En ce mois de juin, Marcel Becker rencontre des clients à Ryad et au Brésil. En juillet, il ira à Shanghaï. Après l’Allemagne, la Hollande ou l’Espagne, Pressmac passe au grand export et suit ses clients européens sur les lointains marchés émergents. Au Brésil, elle termine une commande de deux équipements sur trois ans, pour un contrat de 2 millions d’€.

 

60% du chiffre d'affaires hors de  France

 

Née en 1993 dans l’un des fiefs du découpage, l'entreprise implantée sur le parc La Fayette, à Besançon, réalise aujourd’hui à l’export 60% d’un chiffre d’affaires de 5,6 millions d’€ en 2014. « La logistique ? Ce n’est pas compliqué, on assure le suivi de nos machines grâce aux outils Internet.

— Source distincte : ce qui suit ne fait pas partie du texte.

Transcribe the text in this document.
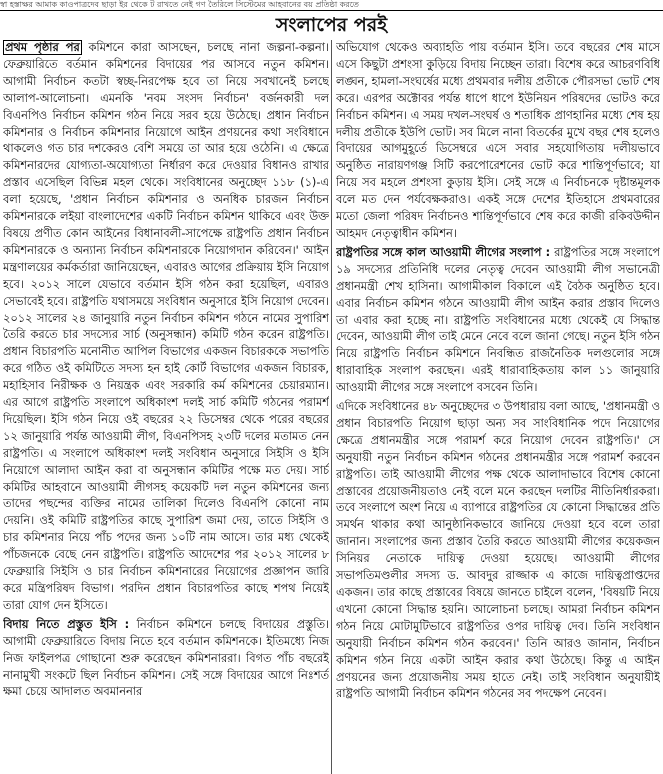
স্বা হস্তাক্ষর আমাক কাওপাত্রদেব ছাড়া ইর থেকে ট রাখতে নেই গণ তৈরিলে সিস্টেমের আহবানের বয় প্রতিষ্ঠা করতে
সংলাপের পরই

প্রথম পৃষ্ঠার পর কমিশনে কারা আসছেন, চলছে নানা জল্পনা-কল্পনা। ফেব্রুয়ারিতে বর্তমান কমিশনের বিদায়ের পর আসবে নতুন কমিশন। আগামী নির্বাচন কতটা স্বচ্ছ-নিরপেক্ষ হবে তা নিয়ে সবখানেই চলছে আলাপ-আলোচনা। এমনকি 'নবম সংসদ নির্বাচন' বর্জনকারী দল বিএনপিও নির্বাচন কমিশন গঠন নিয়ে সরব হয়ে উঠেছে। প্রধান নির্বাচন কমিশনার ও নির্বাচন কমিশনার নিয়োগে আইন প্রণয়নের কথা সংবিধানে থাকলেও গত চার দশকেরও বেশি সময়ে তা আর হয়ে ওঠেনি। এ ক্ষেত্রে কমিশনারদের যোগ্যতা-অযোগ্যতা নির্ধারণ করে দেওয়ার বিধানও রাখার প্রস্তাব এসেছিল বিভিন্ন মহল থেকে। সংবিধানের অনুচ্ছেদ ১১৮ (১)-এ বলা হয়েছে, 'প্রধান নির্বাচন কমিশনার ও অনধিক চারজন নির্বাচন কমিশনারকে লইয়া বাংলাদেশের একটি নির্বাচন কমিশন থাকিবে এবং উক্ত বিষয়ে প্রণীত কোন আইনের বিধানাবলী-সাপেক্ষে রাষ্ট্রপতি প্রধান নির্বাচন কমিশনারকে ও অন্যান্য নির্বাচন কমিশনারকে নিয়োগদান করিবেন।' আইন মন্ত্রণালয়ের কর্মকর্তারা জানিয়েছেন, এবারও আগের প্রক্রিয়ায় ইসি নিয়োগ হবে। ২০১২ সালে যেভাবে বর্তমান ইসি গঠন করা হয়েছিল, এবারও সেভাবেই হবে। রাষ্ট্রপতি যথাসময়ে সংবিধান অনুসারে ইসি নিয়োগ দেবেন। ২০১২ সালের ২৪ জানুয়ারি নতুন নির্বাচন কমিশন গঠনে নামের সুপারিশ তৈরি করতে চার সদস্যের সার্চ (অনুসন্ধান) কমিটি গঠন করেন রাষ্ট্রপতি। প্রধান বিচারপতি মনোনীত আপিল বিভাগের একজন বিচারককে সভাপতি করে গঠিত ওই কমিটিতে সদস্য হন হাই কোর্ট বিভাগের একজন বিচারক, মহাহিসাব নিরীক্ষক ও নিয়ন্ত্রক এবং সরকারি কর্ম কমিশনের চেয়ারম্যান। এর আগে রাষ্ট্রপতি সংলাপে অধিকাংশ দলই সার্চ কমিটি গঠনের পরামর্শ দিয়েছিল। ইসি গঠন নিয়ে ওই বছরের ২২ ডিসেম্বর থেকে পরের বছরের ১২ জানুয়ারি পর্যন্ত আওয়ামী লীগ, বিএনপিসহ ২৩টি দলের মতামত নেন রাষ্ট্রপতি। এ সংলাপে অধিকাংশ দলই সংবিধান অনুসারে সিইসি ও ইসি নিয়োগে আলাদা আইন করা বা অনুসন্ধান কমিটির পক্ষে মত দেয়। সার্চ কমিটির আহবানে আওয়ামী লীগসহ কয়েকটি দল নতুন কমিশনের জন্য তাদের পছন্দের ব্যক্তির নামের তালিকা দিলেও বিএনপি কোনো নাম দেয়নি। ওই কমিটি রাষ্ট্রপতির কাছে সুপারিশ জমা দেয়, তাতে সিইসি ও চার কমিশনার নিয়ে পাঁচ পদের জন্য ১০টি নাম আসে। তার মধ্য থেকেই পাঁচজনকে বেছে নেন রাষ্ট্রপতি। রাষ্ট্রপতি আদেশের পর ২০১২ সালের ৮ ফেব্রুয়ারি সিইসি ও চার নির্বাচন কমিশনারের নিয়োগের প্রজ্ঞাপন জারি করে মন্ত্রিপরিষদ বিভাগ। পরদিন প্রধান বিচারপতির কাছে শপথ নিয়েই তারা যোগ দেন ইসিতে।

বিদায় নিতে প্রস্তুত ইসি : নির্বাচন কমিশনে চলছে বিদায়ের প্রস্তুতি। আগামী ফেব্রুয়ারিতে বিদায় নিতে হবে বর্তমান কমিশনকে। ইতিমধ্যে নিজ নিজ ফাইলপত্র গোছানো শুরু করেছেন কমিশনাররা। বিগত পাঁচ বছরেই নানামুখী সংকটে ছিল নির্বাচন কমিশন। সেই সঙ্গে বিদায়ের আগে নিঃশর্ত ক্ষমা চেয়ে আদালত অবমাননার

অভিযোগ থেকেও অব্যাহতি পায় বর্তমান ইসি। তবে বছরের শেষ মাসে এসে কিছুটা প্রশংসা কুড়িয়ে বিদায় নিচ্ছেন তারা। বিশেষ করে আচরণবিধি লঙ্ঘন, হামলা-সংঘর্ষের মধ্যে প্রথমবার দলীয় প্রতীকে পৌরসভা ভোট শেষ করে। এরপর অক্টোবর পর্যন্ত ধাপে ধাপে ইউনিয়ন পরিষদের ভোটও করে নির্বাচন কমিশন। এ সময় দখল-সংঘর্ষ ও শতাধিক প্রাণহানির মধ্যে শেষ হয় দলীয় প্রতীকে ইউপি ভোট। সব মিলে নানা বিতর্কের মুখে বছর শেষ হলেও বিদায়ের আগমুহূর্তে ডিসেম্বরে এসে সবার সহযোগিতায় দলীয়ভাবে অনুষ্ঠিত নারায়ণগঞ্জ সিটি করপোরেশনের ভোট করে শান্তিপূর্ণভাবে; যা নিয়ে সব মহলে প্রশংসা কুড়ায় ইসি। সেই সঙ্গে এ নির্বাচনকে দৃষ্টান্তমূলক বলে মত দেন পর্যবেক্ষকরাও। একই সঙ্গে দেশের ইতিহাসে প্রথমবারের মতো জেলা পরিষদ নির্বাচনও শান্তিপূর্ণভাবে শেষ করে কাজী রকিবউদ্দীন আহমদ নেতৃত্বাধীন কমিশন।

রাষ্ট্রপতির সঙ্গে কাল আওয়ামী লীগের সংলাপ : রাষ্ট্রপতির সঙ্গে সংলাপে ১৯ সদস্যের প্রতিনিধি দলের নেতৃত্ব দেবেন আওয়ামী লীগ সভানেত্রী প্রধানমন্ত্রী শেখ হাসিনা। আগামীকাল বিকালে এই বৈঠক অনুষ্ঠিত হবে। এবার নির্বাচন কমিশন গঠনে আওয়ামী লীগ আইন করার প্রস্তাব দিলেও তা এবার করা হচ্ছে না। রাষ্ট্রপতি সংবিধানের মধ্যে থেকেই যে সিদ্ধান্ত দেবেন, আওয়ামী লীগ তাই মেনে নেবে বলে জানা গেছে। নতুন ইসি গঠন নিয়ে রাষ্ট্রপতি নির্বাচন কমিশনে নিবন্ধিত রাজনৈতিক দলগুলোর সঙ্গে ধারাবাহিক সংলাপ করছেন। এরই ধারাবাহিকতায় কাল ১১ জানুয়ারি আওয়ামী লীগের সঙ্গে সংলাপে বসবেন তিনি।

এদিকে সংবিধানের ৪৮ অনুচ্ছেদের ৩ উপধারায় বলা আছে, 'প্রধানমন্ত্রী ও প্রধান বিচারপতি নিয়োগ ছাড়া অন্য সব সাংবিধানিক পদে নিয়োগের ক্ষেত্রে প্রধানমন্ত্রীর সঙ্গে পরামর্শ করে নিয়োগ দেবেন রাষ্ট্রপতি।' সে অনুযায়ী নতুন নির্বাচন কমিশন গঠনের প্রধানমন্ত্রীর সঙ্গে পরামর্শ করবেন রাষ্ট্রপতি। তাই আওয়ামী লীগের পক্ষ থেকে আলাদাভাবে বিশেষ কোনো প্রস্তাবের প্রয়োজনীয়তাও নেই বলে মনে করছেন দলটির নীতিনির্ধারকরা। তবে সংলাপে অংশ নিয়ে এ ব্যাপারে রাষ্ট্রপতির যে কোনো সিদ্ধান্তের প্রতি সমর্থন থাকার কথা আনুষ্ঠানিকভাবে জানিয়ে দেওয়া হবে বলে তারা জানান। সংলাপের জন্য প্রস্তাব তৈরি করতে আওয়ামী লীগের কয়েকজন সিনিয়র নেতাকে দায়িত্ব দেওয়া হয়েছে। আওয়ামী লীগের সভাপতিমণ্ডলীর সদস্য ড. আবদুর রাজ্জাক এ কাজে দায়িত্বপ্রাপ্তদের একজন। তার কাছে প্রস্তাবের বিষয়ে জানতে চাইলে বলেন, 'বিষয়টি নিয়ে এখনো কোনো সিদ্ধান্ত হয়নি। আলোচনা চলছে। আমরা নির্বাচন কমিশন গঠন নিয়ে মোটামুটিভাবে রাষ্ট্রপতির ওপর দায়িত্ব দেব। তিনি সংবিধান অনুযায়ী নির্বাচন কমিশন গঠন করবেন।' তিনি আরও জানান, নির্বাচন কমিশন গঠন নিয়ে একটা আইন করার কথা উঠেছে। কিন্তু এ আইন প্রণয়নের জন্য প্রয়োজনীয় সময় হাতে নেই। তাই সংবিধান অনুযায়ীই রাষ্ট্রপতি আগামী নির্বাচন কমিশন গঠনের সব পদক্ষেপ নেবেন।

Allemagne, Inde… quel que soit l’endroit où elles se trouvent, on prend la main », assure le dirigeant-fondateur de Pressmac.

 

Face à un concurrent allemand pesant 900 salariés, la petite entreprise indépendante n’a pas de complexe, dégage des bénéfices et connaît une croissance régulière. Elle emploie une vingtaine de personnes dont une bonne moitié sortie des établissements locaux :  lycée Jules Haag, ENSMM ou lycée professionnel Montjoux, où après leur période d’alternance, leur formation ayant été peaufinée en interne pendant cinq ans.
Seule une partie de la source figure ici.